Rural officials across England have signed up to a Department for Environment, Food and Rural Affairs initiative aimed at reducing the dominance of white visitors in the British countryside through diversity targets and engagement programmes.
Protected landscapes including the Chilterns, Cotswolds and Malvern Hills have adopted measures designed to attract ethnic minority visitors to areas described in internal reports as largely “white environments” traditionally dominated by middle-class Britons.
The coordinated push follows government-commissioned research warning that Britain’s natural heritage risks irrelevance as the nation becomes increasingly multicultural. A 2019 report overseen by Julian Glover cautioned: “Our countryside will end up being irrelevant to the country that actually exists.”

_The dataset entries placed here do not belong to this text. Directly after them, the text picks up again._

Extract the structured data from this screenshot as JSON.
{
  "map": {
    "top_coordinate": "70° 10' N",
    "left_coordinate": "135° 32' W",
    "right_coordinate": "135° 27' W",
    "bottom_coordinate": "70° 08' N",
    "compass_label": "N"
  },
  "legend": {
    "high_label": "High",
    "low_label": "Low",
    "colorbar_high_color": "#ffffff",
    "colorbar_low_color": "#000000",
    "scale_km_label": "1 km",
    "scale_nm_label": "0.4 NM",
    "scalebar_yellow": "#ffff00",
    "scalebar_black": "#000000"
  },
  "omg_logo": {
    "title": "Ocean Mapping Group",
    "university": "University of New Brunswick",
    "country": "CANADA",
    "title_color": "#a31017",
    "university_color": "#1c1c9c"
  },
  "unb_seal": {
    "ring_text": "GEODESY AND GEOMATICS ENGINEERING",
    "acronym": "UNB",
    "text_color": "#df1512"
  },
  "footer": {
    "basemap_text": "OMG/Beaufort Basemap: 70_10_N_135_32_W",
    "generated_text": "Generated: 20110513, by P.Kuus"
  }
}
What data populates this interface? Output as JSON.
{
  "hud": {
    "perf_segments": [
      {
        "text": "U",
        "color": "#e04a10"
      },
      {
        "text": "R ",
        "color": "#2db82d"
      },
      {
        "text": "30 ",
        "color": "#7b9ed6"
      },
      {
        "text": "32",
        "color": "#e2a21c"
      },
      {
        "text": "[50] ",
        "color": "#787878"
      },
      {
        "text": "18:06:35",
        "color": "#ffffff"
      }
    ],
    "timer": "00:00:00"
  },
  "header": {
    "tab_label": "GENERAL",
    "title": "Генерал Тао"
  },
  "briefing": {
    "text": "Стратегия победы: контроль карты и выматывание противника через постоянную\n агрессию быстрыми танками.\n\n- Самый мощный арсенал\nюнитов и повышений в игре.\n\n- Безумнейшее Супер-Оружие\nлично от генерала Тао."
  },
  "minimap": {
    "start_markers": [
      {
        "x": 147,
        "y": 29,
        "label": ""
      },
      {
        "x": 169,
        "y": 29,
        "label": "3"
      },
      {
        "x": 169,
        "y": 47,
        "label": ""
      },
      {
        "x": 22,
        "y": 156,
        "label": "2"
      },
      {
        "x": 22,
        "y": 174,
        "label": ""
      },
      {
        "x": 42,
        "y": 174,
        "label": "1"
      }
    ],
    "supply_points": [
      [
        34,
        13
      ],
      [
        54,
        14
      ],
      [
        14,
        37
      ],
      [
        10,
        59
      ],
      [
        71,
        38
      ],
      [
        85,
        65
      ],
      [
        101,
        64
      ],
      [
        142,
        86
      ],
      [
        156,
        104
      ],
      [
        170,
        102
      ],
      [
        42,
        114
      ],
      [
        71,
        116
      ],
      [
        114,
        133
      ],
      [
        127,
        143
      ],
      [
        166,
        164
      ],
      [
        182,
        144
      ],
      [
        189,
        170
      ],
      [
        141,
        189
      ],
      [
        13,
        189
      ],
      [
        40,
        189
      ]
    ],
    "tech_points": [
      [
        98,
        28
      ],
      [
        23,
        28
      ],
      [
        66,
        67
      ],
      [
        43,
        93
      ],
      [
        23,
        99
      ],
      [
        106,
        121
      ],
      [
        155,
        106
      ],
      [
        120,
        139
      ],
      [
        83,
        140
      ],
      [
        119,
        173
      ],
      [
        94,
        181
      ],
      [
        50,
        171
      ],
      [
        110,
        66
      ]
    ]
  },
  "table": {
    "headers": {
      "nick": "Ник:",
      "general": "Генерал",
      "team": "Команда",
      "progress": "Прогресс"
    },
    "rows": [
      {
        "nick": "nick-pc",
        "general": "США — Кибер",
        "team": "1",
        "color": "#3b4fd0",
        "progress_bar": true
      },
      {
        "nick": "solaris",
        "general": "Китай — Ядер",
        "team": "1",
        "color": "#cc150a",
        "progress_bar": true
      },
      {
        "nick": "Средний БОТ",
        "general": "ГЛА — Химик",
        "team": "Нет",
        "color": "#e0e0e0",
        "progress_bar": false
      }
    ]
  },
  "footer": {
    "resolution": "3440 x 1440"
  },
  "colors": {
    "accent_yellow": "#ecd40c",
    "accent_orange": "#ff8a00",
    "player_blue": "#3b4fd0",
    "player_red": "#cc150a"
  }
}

The report stated that national landscapes could feel exclusionary, noting: “We are all paying for national landscapes through our taxes, and yet sometimes on our visits it has felt as if National Parks are an exclusive, mainly white, mainly middle class club.”
Defra commissioned a £108,000 study in 2022 examining barriers preventing ethnic minority groups from accessing rural areas. The research, titled “Improving the ethnic diversity of visitors to England’s protected landscapes”, identified traditional country pubs as causing concern.
The report noted: “Muslims from the Pakistani and Bangladeshi group said this contributed to a feeling of being unwelcome.” First-generation immigrants were found to perceive protected areas as spaces designed for white, middle-class people.
Research recommendations included stricter dog control measures, citing fears of animals among some communities as a practical deterrent to countryside visits.
Regional implementations vary across participating authorities. The Chilterns has developed engagement programmes specifically targeting Muslim communities in Luton, with recruitment drives prioritising workforce diversity. Promotional materials will feature ethnic minority individuals and be translated into multiple community languages.
The Malvern Hills National Landscape stated: “Many minority peoples have no connection to nature in the UK because their parents and their grandparents did not feel safe enough to take them or had other survival preoccupations.”
The organisation also highlighted cultural differences, noting that “while most white English users value the solitude and contemplative activities which the countryside affords, the tendency for ethnic minority people is to prefer social company (family, friends, schools).”
Nidderdale National Landscape in North Yorkshire acknowledged ethnic minority visitors may have concerns about reception and pledged to provide more inclusive information reflecting different cultural interpretations of countryside spaces.
Cranborne Chase, spanning four southern counties, plans to target communities where English is not a first language. Dedham Vale in Suffolk has committed to identifying barriers faced by under-represented groups.
Last year, a Defra spokesman outlined the Government’s vision, stating the department would work with various bodies to support people engaging with nature in their own ways whilst promoting safe countryside use through the countryside code.
The spokesman said the aim is to “equip communities with the resources, knowledge and skills so they can respond to societal and environmental issues in their neighbourhoods.”
National Landscapes and partner councils continue implementing diversity measures across England’s protected rural areas.